In anterior executing an experiment the most of import things to make are, to mensurate the atmos-

pheric force per unit area, which would be added to the gage force per unit area to acquire an absolute force per unit area for both

capacitor and evaporator, and to equilibrate the two tips of the spring balance force, being applied

on the compressor. In failure to make these things would do a sufficient sum of mistake in the

concluding consequences.

In this experiment the capacitor force per unit area is being kept changeless i.e. 900KPa.

Step-1 Turn on the infrigidation works utilizing one of the control surfs, and puting the evaporator electromotive force i.e. 40 – 100 Vs, at the same clip equilibrating the two tips of compressor burden and put the capacitor force per unit area to 900KPa, utilizing rota-meter.

Step-2 Record the undermentioned values ; Evaporator Amps ( 1-2.42A ) , from wattmeter, compressor velocity utilizing tachometer, H2O and refrigerating flow rate utilizing flow metre.

Step-3 Record the spring balance force, reading straight from the graduated table.

The hot H2O is in the tubing is indicated by ruddy and cold H2O is indicated by bluish mark in the infrigidation works.

Step-4 The flow rate is controlled by a choking device ( valve ) , the little alterations in gap and shuting the valve, consequence the capacitor force per unit area.

Step-5 The temperature values of the refrigerant at different phases in the whole rhythm at changeless force per unit area is given by temperature dialler. Now we had all the values we needed, now we changed evaporator Amps value, recorded remainder of the values as mentioned earlier and repeated the whole experiment for three to four times.

The Refrigeration Laboratory Unit has three controls. First a combined illumination circuit ledgeman and switch bends on both the compressor motor and the supply to the electrically heated evaporator. A combined variable country H2O flow metre and valve allow control of the capacitor force per unit area and a panel mounted electromotive force accountant allows control of the evaporator burden from zero to full power.

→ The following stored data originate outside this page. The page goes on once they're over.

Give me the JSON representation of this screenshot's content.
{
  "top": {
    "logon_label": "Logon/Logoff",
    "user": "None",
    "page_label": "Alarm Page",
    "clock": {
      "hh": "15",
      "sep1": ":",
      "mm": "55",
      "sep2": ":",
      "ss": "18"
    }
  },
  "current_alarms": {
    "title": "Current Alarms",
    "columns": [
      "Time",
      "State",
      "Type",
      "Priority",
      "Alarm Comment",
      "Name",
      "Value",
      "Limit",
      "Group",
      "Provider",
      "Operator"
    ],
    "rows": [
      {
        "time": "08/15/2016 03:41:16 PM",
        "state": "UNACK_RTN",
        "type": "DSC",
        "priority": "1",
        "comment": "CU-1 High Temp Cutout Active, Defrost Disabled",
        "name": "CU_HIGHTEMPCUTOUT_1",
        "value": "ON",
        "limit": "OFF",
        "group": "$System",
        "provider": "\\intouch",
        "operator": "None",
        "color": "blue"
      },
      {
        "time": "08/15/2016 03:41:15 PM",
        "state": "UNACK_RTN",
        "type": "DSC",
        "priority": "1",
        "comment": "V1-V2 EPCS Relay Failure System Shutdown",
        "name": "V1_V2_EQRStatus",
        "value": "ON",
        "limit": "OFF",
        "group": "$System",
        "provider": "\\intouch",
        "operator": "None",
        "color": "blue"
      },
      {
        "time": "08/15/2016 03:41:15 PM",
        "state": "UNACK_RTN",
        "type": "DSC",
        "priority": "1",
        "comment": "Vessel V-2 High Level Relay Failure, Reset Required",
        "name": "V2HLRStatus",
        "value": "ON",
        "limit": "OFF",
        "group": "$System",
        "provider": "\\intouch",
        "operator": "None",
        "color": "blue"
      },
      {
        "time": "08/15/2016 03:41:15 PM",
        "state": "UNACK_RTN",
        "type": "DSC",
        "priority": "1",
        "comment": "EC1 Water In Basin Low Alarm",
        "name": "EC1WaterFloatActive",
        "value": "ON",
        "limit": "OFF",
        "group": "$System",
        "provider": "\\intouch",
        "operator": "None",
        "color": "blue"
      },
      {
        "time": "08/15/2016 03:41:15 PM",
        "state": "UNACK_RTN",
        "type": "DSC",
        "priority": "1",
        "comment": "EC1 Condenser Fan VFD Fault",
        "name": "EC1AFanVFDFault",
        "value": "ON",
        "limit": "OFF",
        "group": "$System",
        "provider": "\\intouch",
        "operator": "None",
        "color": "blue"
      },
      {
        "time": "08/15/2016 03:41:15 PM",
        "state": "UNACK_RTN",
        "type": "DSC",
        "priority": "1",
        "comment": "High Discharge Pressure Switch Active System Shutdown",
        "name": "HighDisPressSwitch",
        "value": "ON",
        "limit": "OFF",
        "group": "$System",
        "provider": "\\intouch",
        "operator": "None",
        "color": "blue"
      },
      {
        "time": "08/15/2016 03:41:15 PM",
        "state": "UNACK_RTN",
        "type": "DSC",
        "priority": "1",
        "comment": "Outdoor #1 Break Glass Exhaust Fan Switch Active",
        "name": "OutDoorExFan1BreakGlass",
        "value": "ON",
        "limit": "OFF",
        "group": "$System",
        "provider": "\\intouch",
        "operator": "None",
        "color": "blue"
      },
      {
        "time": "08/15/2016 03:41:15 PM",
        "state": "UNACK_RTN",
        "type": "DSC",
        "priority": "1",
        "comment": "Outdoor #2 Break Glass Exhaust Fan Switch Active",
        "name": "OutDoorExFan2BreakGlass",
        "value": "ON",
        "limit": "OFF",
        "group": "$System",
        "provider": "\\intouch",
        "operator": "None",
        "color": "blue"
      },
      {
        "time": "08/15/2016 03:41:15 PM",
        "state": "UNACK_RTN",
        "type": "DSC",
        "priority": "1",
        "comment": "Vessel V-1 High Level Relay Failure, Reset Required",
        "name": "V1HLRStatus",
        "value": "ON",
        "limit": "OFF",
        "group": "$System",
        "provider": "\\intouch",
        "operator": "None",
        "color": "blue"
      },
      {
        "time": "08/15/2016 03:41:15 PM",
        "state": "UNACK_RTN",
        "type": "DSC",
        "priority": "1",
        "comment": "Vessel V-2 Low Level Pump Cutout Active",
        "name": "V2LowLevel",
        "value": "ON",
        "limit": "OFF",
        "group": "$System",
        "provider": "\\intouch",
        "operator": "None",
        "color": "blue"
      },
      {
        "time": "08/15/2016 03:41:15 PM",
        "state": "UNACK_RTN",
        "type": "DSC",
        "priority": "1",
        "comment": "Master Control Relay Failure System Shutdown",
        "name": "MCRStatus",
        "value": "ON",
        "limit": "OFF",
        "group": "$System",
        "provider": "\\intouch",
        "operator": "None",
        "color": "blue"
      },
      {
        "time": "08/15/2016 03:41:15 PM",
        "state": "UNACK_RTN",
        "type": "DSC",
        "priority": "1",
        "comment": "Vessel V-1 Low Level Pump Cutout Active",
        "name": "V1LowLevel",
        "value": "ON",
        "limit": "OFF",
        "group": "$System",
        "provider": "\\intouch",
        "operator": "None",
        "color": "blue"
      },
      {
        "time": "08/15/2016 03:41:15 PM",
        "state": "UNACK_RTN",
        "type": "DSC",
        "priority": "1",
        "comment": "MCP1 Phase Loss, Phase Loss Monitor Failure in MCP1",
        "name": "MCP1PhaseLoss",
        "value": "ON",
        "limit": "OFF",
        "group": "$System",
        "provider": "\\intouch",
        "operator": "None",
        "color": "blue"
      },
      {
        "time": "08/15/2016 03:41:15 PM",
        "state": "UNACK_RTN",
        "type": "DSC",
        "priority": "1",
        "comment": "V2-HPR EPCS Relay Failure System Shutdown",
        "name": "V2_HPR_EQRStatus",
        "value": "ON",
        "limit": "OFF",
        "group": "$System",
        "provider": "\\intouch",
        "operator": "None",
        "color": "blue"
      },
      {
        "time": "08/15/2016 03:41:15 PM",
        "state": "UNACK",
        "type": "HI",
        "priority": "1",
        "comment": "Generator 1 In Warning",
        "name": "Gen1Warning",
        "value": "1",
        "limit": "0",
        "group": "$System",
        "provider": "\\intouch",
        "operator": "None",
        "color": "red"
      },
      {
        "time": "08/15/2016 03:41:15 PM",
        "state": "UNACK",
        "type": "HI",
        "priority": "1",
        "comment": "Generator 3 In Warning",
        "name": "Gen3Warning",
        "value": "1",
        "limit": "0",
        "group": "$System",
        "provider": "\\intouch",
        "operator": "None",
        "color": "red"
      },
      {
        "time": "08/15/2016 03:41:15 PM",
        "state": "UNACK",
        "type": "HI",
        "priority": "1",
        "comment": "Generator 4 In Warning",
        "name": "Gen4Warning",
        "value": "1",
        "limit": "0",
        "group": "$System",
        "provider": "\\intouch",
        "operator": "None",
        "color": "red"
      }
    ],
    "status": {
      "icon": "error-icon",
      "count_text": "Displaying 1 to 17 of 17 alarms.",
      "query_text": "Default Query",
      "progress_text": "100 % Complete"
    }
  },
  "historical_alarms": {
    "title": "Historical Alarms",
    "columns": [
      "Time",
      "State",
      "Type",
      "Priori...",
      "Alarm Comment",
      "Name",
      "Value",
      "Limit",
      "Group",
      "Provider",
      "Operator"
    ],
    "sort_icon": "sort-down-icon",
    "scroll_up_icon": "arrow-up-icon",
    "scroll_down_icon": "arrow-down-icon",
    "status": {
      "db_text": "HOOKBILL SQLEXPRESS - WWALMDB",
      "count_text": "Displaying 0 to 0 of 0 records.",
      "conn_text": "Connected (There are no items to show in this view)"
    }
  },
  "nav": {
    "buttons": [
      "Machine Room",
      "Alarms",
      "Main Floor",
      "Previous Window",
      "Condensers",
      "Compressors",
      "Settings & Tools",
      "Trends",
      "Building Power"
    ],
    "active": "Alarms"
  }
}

Refrigerant R12 vapor is drawn into the compressor from the evaporator mounted on the forepart

of the panel. Work is done on the gas in the compressor and its force per unit area and temperature are

raised. This hot, high force per unit area gas discharges from the compressor and flows into the panel

mounted H2O cooled capacitor, where heat is removed from it. This liquid so flows through

a thermostatic enlargement valve. Here it passes through a controlled opening, which allows its

force per unit area to fall from that of the capacitor to that of the evaporator. The refrigerant has a satu-

rated vapour stage at this point. The electromotive force across the warmer elements may be varied from nothing

to that of the brinies supply electromotive force by accommodation of a electromotive force accountant situated on the forepart

panel. Measurement of the power is carried out by a panel mounted digital wattmeter.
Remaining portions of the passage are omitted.